When an officer requests a Code 3, that request is distributed to every law enforcement agency in the area and that means every gendarme that can respond, will respond.
So in this case officers from Kent, Tukwila, Federal Way, Auburn, Renton, Normandy Park, King County and the Washington State Patrol showed up.
It was like a police convention by the time they all got there. Most of those agencies sent five or more officers to assist. They finally get the perp under control and under arrest. Turns out he's all of 24-years old with a last known address in SeaTac, Washington.
He was injured during the take down and was treated for "minor injuries" at a local hospital. In perhaps an understatement the Des Moines police statement about the rumble said, "We believe the suspect was under the influence of an assortment of illegal drugs.'
And what of those two officers that initially responded and met up with Superman? They were injured "during what turned out to be a fight for their lives," says the police statement. Both officers were treated and released from a local hospital that night.

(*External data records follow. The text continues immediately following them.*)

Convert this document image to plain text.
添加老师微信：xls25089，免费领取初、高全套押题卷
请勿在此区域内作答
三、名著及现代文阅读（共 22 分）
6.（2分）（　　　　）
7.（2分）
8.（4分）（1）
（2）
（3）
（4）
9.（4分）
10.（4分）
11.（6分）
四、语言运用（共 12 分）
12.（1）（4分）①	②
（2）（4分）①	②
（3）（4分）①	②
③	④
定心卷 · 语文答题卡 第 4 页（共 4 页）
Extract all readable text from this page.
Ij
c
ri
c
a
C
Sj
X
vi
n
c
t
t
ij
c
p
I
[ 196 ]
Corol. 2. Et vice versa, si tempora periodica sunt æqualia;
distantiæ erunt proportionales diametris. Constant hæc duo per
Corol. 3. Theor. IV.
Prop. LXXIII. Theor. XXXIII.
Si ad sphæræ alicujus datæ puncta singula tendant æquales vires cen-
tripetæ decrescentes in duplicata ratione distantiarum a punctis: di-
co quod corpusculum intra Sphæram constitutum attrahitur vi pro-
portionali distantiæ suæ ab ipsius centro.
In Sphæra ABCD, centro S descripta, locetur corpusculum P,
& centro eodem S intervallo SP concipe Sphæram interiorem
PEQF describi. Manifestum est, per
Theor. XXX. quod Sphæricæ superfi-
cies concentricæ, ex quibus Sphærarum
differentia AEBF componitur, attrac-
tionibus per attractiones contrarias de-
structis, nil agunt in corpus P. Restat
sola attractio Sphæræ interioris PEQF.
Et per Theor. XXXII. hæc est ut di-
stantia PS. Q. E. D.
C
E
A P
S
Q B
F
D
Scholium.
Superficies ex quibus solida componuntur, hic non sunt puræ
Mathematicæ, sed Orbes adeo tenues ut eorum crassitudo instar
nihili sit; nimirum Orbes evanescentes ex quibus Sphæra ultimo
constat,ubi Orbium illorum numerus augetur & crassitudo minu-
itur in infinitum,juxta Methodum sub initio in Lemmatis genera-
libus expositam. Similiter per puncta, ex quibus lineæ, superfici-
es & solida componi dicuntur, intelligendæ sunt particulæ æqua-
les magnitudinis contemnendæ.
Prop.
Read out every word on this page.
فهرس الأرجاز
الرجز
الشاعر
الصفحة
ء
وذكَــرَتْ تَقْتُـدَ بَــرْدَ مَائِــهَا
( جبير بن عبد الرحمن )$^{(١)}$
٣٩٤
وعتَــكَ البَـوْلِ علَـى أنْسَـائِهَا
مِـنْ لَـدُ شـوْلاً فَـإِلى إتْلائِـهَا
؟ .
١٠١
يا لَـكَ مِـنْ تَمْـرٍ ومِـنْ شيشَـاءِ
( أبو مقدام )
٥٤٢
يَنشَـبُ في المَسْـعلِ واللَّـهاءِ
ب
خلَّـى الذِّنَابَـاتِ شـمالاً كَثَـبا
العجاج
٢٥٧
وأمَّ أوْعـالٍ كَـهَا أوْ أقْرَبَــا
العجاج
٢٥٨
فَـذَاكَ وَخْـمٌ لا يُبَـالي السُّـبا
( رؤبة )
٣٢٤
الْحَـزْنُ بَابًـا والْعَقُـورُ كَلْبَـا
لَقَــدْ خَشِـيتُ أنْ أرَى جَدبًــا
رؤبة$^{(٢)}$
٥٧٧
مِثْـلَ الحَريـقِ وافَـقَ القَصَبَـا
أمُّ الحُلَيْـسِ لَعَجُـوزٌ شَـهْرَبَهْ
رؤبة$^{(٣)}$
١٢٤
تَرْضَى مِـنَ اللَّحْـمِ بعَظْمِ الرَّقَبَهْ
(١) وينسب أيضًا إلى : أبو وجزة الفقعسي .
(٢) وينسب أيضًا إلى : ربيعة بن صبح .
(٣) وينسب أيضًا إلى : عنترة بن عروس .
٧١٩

"We hope one of the officers will be able to return to full duty later this week. The other officer will be off work for two weeks or more," said the statement.
There is a point to this story, perhaps more than one. This one will do for the moment: Dealing with hopped up dopers with bugged-out eyes who feel no pain and can go ten hard rounds at the drop of a hat can be a dangerous, dangerous piece of business.